Enveloppe égalitaire: se donner les moyens de s’épanouir

Les détails entourant l’enveloppe égalitaire ont été rendus publics à la suite d’une demande d’accès à l’information. On connaissait déjà le montant d’environ 10 millions $ par année, mais on ne savait rien des détails, notamment que cette entente n’est assurée que pour deux ans.

Pour comprendre ce qu’est cette enveloppe égalitaire, il faut remonter au moins à 1982, lors de l’entrée en vigueur de la Charte canadienne des droits et libertés qui oblige les provinces à assurer l’instruction dans la langue de la minorité linguistique. Cette obligation juridique a cependant un coût qui n’a jamais été très évident à déterminer.

En 2009, 30 ans plus tard, la Commission sur l’école francophone menée par Gino LeBlanc a fait le portrait de la situation de l’éducation en Acadie et des actions à poser pour améliorer le système public.

Puis, en 2010, un panel d’experts (Lucille Collette, Marianne Cormier et Serge Rousselle) propose une formule de financement qui devait permettre à la province de satisfaire ses obligations en matière d’instruction de la minorité francophone.

En 2012, l’économiste Pierre-Marcel Desjardins remettait un rapport dans lequel il donnait les détails des investissements additionnels nécessaires pour assurer une égalité réelle entre le secteur anglophone et le secteur francophone. Au bas mot, le rapport Desjardins établissait ces investissements à environ 10 millions $ chaque année.

Or, depuis le dépôt de ce rapport, les gouvernements n’ont accordé qu’une petite portion de ce montant, pourtant nécessaire, pour satisfaire aux obligations qui découlent de l’article 23 de la Charte.

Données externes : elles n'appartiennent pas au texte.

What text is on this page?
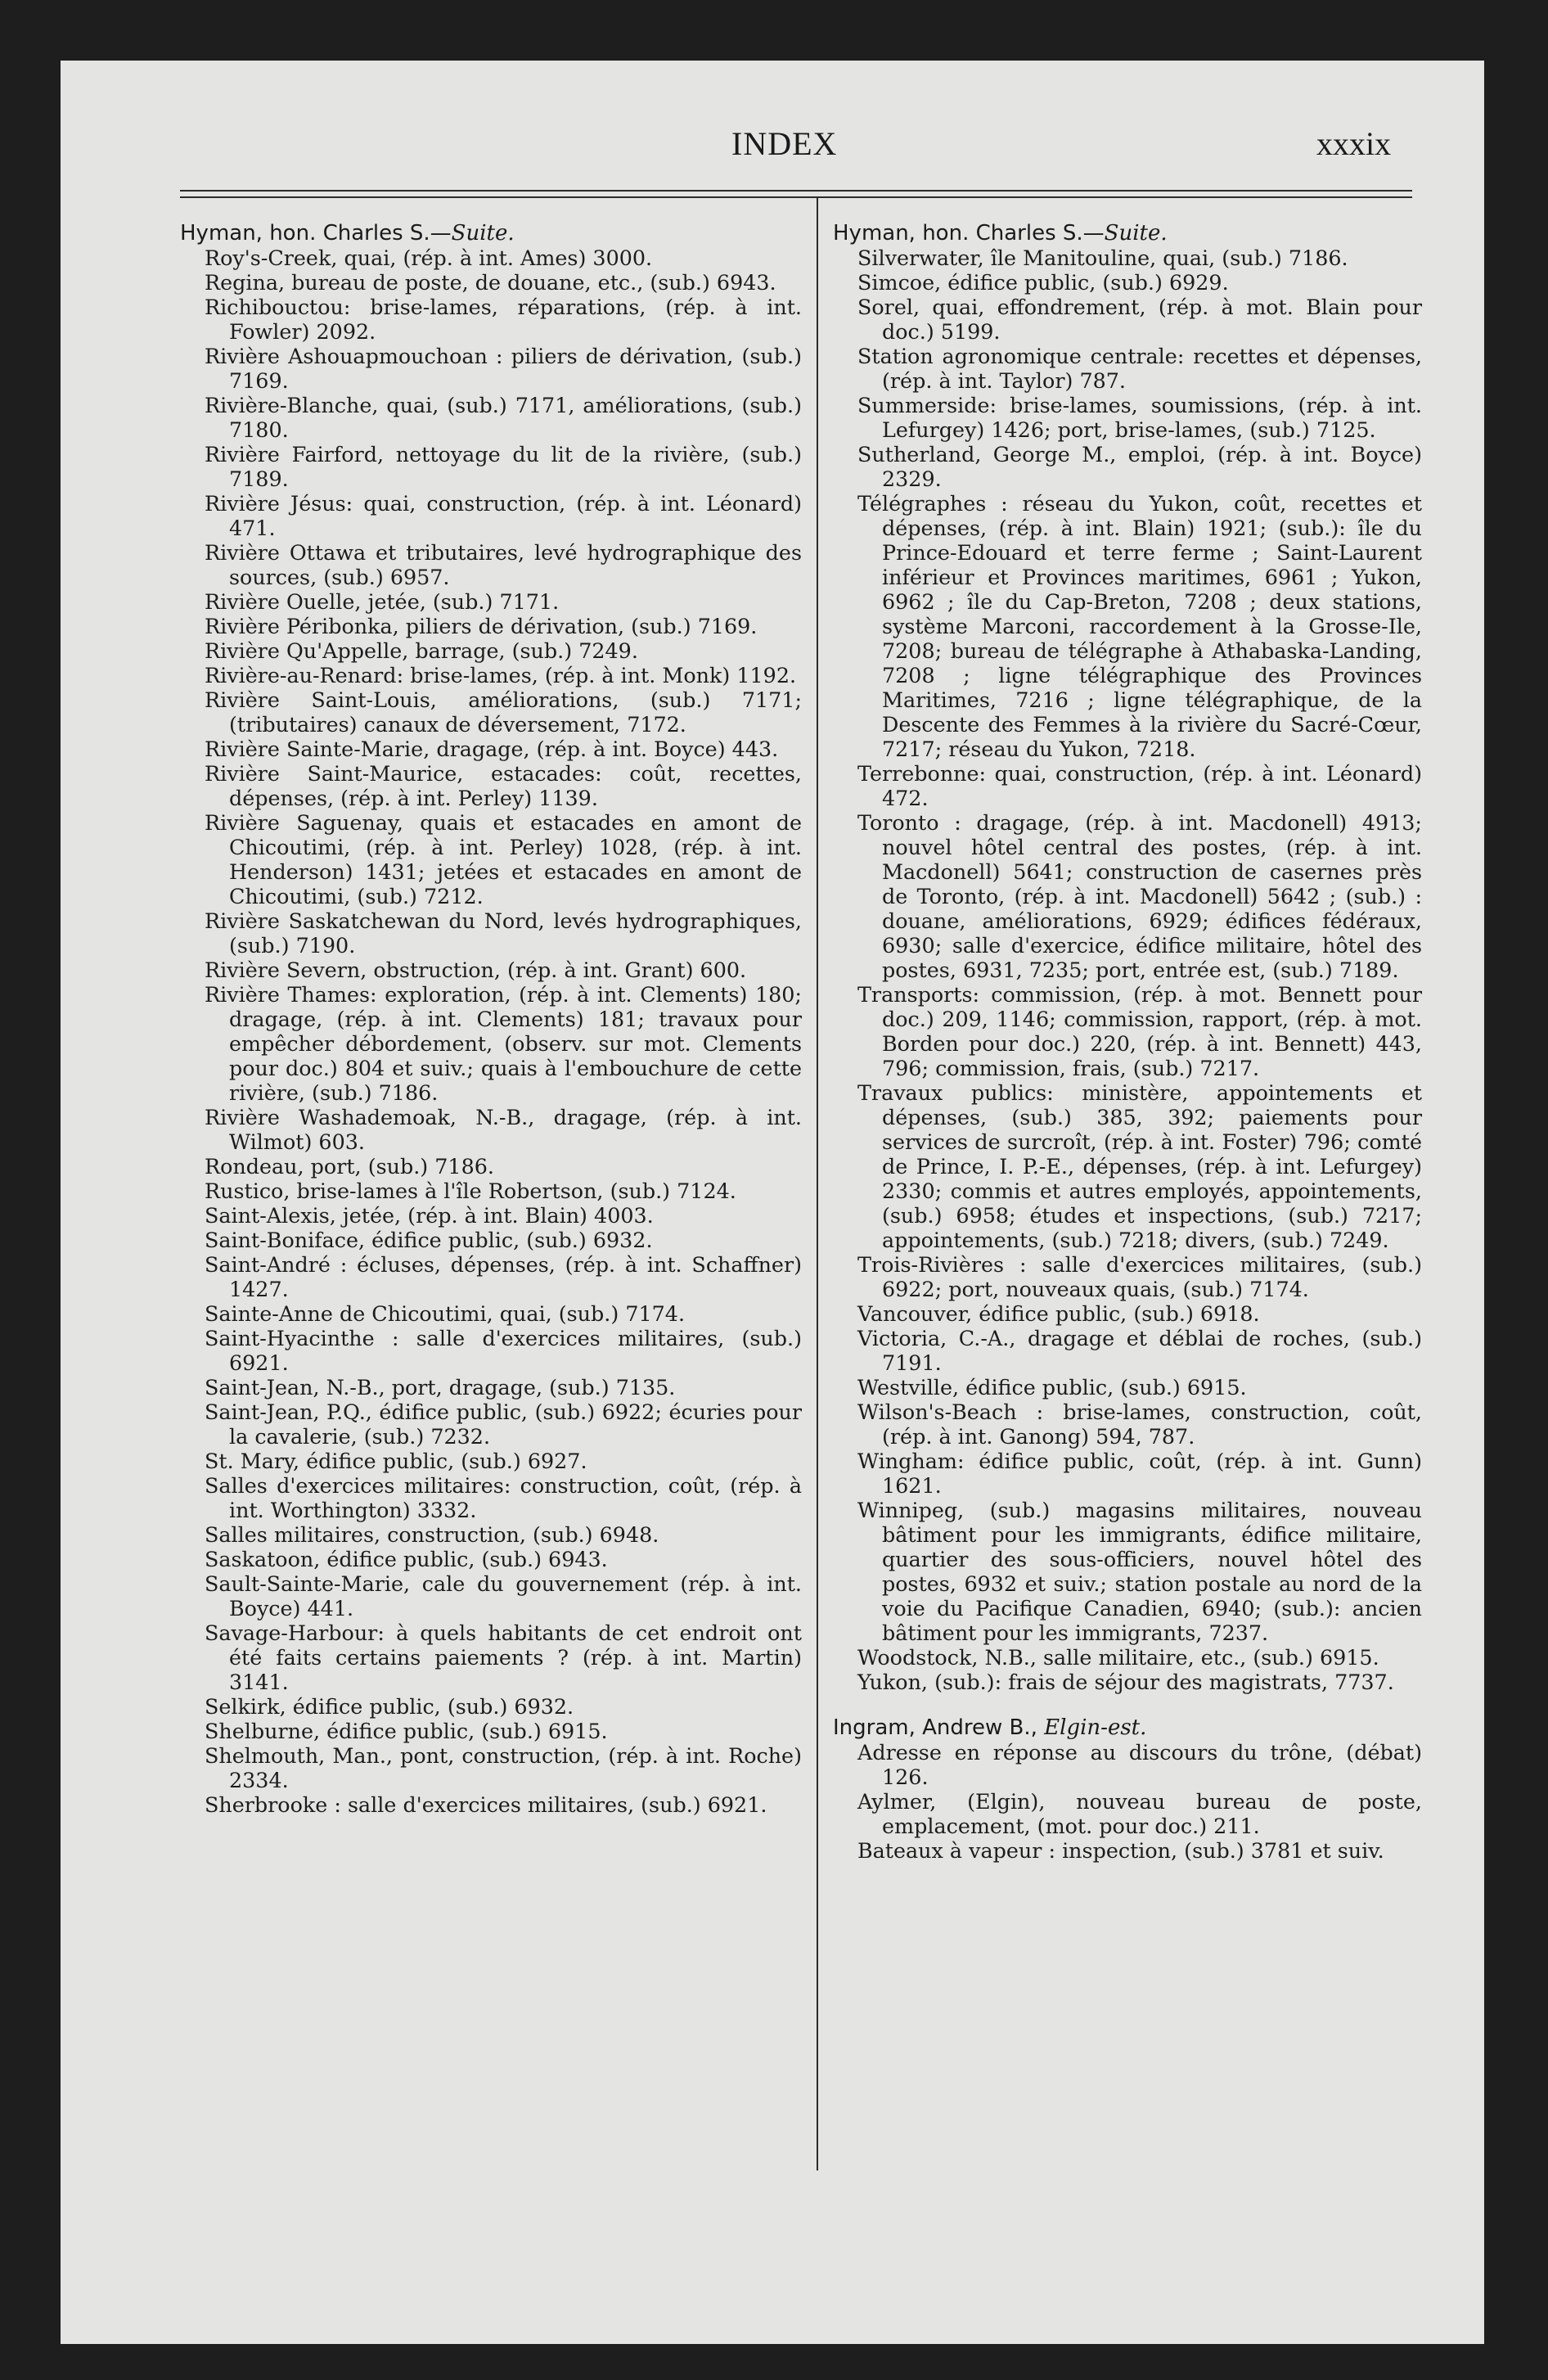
INDEX	xxxix
Hyman, hon. Charles S.—Suite.

Roy's-Creek, quai, (rép. à int. Ames) 3000.

Regina, bureau de poste, de douane, etc., (sub.) 6943.

Richibouctou: brise-lames, réparations, (rép. à int. Fowler) 2092.

Rivière Ashouapmouchoan : piliers de dérivation, (sub.) 7169.

Rivière-Blanche, quai, (sub.) 7171, améliorations, (sub.) 7180.

Rivière Fairford, nettoyage du lit de la rivière, (sub.) 7189.

Rivière Jésus: quai, construction, (rép. à int. Léonard) 471.

Rivière Ottawa et tributaires, levé hydrographique des sources, (sub.) 6957.

Rivière Ouelle, jetée, (sub.) 7171.

Rivière Péribonka, piliers de dérivation, (sub.) 7169.

Rivière Qu'Appelle, barrage, (sub.) 7249.

Rivière-au-Renard: brise-lames, (rép. à int. Monk) 1192.

Rivière Saint-Louis, améliorations, (sub.) 7171; (tributaires) canaux de déversement, 7172.

Rivière Sainte-Marie, dragage, (rép. à int. Boyce) 443.

Rivière Saint-Maurice, estacades: coût, recettes, dépenses, (rép. à int. Perley) 1139.

Rivière Saguenay, quais et estacades en amont de Chicoutimi, (rép. à int. Perley) 1028, (rép. à int. Henderson) 1431; jetées et estacades en amont de Chicoutimi, (sub.) 7212.

Rivière Saskatchewan du Nord, levés hydrographiques, (sub.) 7190.

Rivière Severn, obstruction, (rép. à int. Grant) 600.

Rivière Thames: exploration, (rép. à int. Clements) 180; dragage, (rép. à int. Clements) 181; travaux pour empêcher débordement, (observ. sur mot. Clements pour doc.) 804 et suiv.; quais à l'embouchure de cette rivière, (sub.) 7186.

Rivière Washademoak, N.-B., dragage, (rép. à int. Wilmot) 603.

Rondeau, port, (sub.) 7186.

Rustico, brise-lames à l'île Robertson, (sub.) 7124.

Saint-Alexis, jetée, (rép. à int. Blain) 4003.

Saint-Boniface, édifice public, (sub.) 6932.

Saint-André : écluses, dépenses, (rép. à int. Schaffner) 1427.

Sainte-Anne de Chicoutimi, quai, (sub.) 7174.

Saint-Hyacinthe : salle d'exercices militaires, (sub.) 6921.

Saint-Jean, N.-B., port, dragage, (sub.) 7135.

Saint-Jean, P.Q., édifice public, (sub.) 6922; écuries pour la cavalerie, (sub.) 7232.

St. Mary, édifice public, (sub.) 6927.

Salles d'exercices militaires: construction, coût, (rép. à int. Worthington) 3332.

Salles militaires, construction, (sub.) 6948.

Saskatoon, édifice public, (sub.) 6943.

Sault-Sainte-Marie, cale du gouvernement (rép. à int. Boyce) 441.

Savage-Harbour: à quels habitants de cet endroit ont été faits certains paiements ? (rép. à int. Martin) 3141.

Selkirk, édifice public, (sub.) 6932.

Shelburne, édifice public, (sub.) 6915.

Shelmouth, Man., pont, construction, (rép. à int. Roche) 2334.

Sherbrooke : salle d'exercices militaires, (sub.) 6921.

Hyman, hon. Charles S.—Suite.

Silverwater, île Manitouline, quai, (sub.) 7186.

Simcoe, édifice public, (sub.) 6929.

Sorel, quai, effondrement, (rép. à mot. Blain pour doc.) 5199.

Station agronomique centrale: recettes et dépenses, (rép. à int. Taylor) 787.

Summerside: brise-lames, soumissions, (rép. à int. Lefurgey) 1426; port, brise-lames, (sub.) 7125.

Sutherland, George M., emploi, (rép. à int. Boyce) 2329.

Télégraphes : réseau du Yukon, coût, recettes et dépenses, (rép. à int. Blain) 1921; (sub.): île du Prince-Edouard et terre ferme ; Saint-Laurent inférieur et Provinces maritimes, 6961 ; Yukon, 6962 ; île du Cap-Breton, 7208 ; deux stations, système Marconi, raccordement à la Grosse-Ile, 7208; bureau de télégraphe à Athabaska-Landing, 7208 ; ligne télégraphique des Provinces Maritimes, 7216 ; ligne télégraphique, de la Descente des Femmes à la rivière du Sacré-Cœur, 7217; réseau du Yukon, 7218.

Terrebonne: quai, construction, (rép. à int. Léonard) 472.

Toronto : dragage, (rép. à int. Macdonell) 4913; nouvel hôtel central des postes, (rép. à int. Macdonell) 5641; construction de casernes près de Toronto, (rép. à int. Macdonell) 5642 ; (sub.) : douane, améliorations, 6929; édifices fédéraux, 6930; salle d'exercice, édifice militaire, hôtel des postes, 6931, 7235; port, entrée est, (sub.) 7189.

Transports: commission, (rép. à mot. Bennett pour doc.) 209, 1146; commission, rapport, (rép. à mot. Borden pour doc.) 220, (rép. à int. Bennett) 443, 796; commission, frais, (sub.) 7217.

Travaux publics: ministère, appointements et dépenses, (sub.) 385, 392; paiements pour services de surcroît, (rép. à int. Foster) 796; comté de Prince, I. P.-E., dépenses, (rép. à int. Lefurgey) 2330; commis et autres employés, appointements, (sub.) 6958; études et inspections, (sub.) 7217; appointements, (sub.) 7218; divers, (sub.) 7249.

Trois-Rivières : salle d'exercices militaires, (sub.) 6922; port, nouveaux quais, (sub.) 7174.

Vancouver, édifice public, (sub.) 6918.

Victoria, C.-A., dragage et déblai de roches, (sub.) 7191.

Westville, édifice public, (sub.) 6915.

Wilson's-Beach : brise-lames, construction, coût, (rép. à int. Ganong) 594, 787.

Wingham: édifice public, coût, (rép. à int. Gunn) 1621.

Winnipeg, (sub.) magasins militaires, nouveau bâtiment pour les immigrants, édifice militaire, quartier des sous-officiers, nouvel hôtel des postes, 6932 et suiv.; station postale au nord de la voie du Pacifique Canadien, 6940; (sub.): ancien bâtiment pour les immigrants, 7237.

Woodstock, N.B., salle militaire, etc., (sub.) 6915.

Yukon, (sub.): frais de séjour des magistrats, 7737.

Ingram, Andrew B., Elgin-est.

Adresse en réponse au discours du trône, (débat) 126.

Aylmer, (Elgin), nouveau bureau de poste, emplacement, (mot. pour doc.) 211.

Bateaux à vapeur : inspection, (sub.) 3781 et suiv.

On peut comprendre la réticence des deux gouvernements qui se sont succédé.

À l’échelle nationale, ce financement particulier – l’enveloppe égalitaire – constitue un précédent pour les autres provinces. Elle ouvre la voie à d’autres communautés francophones du Canada (et anglophone dans le cas du Québec) à ce financement particulier.

À l’échelle provinciale, on le voit avec la question des autobus ou des emplois gouvernementaux désignés bilingues, l’enjeu linguistique représente une patate chaude pour les derniers gouvernements depuis l’époque de Bernard Lord.

De nombreux Néo-Brunswickois en viennent à considérer les coûts associés à l’offre de services équitables pour les deux communautés linguistiques comme une dépense insensée, voire, le résultat d’un caprice.

Or, l’article 23 de la Charte ne vise pas seulement l’offre d’un service dans l’une ou l’autre des deux langues officielles. Il vise aussi à réparer les injustices du passé (les différentes stratégies d’assimilation) et à renverser l’érosion de la vitalité linguistique et culturelle des communautés en situation minoritaire.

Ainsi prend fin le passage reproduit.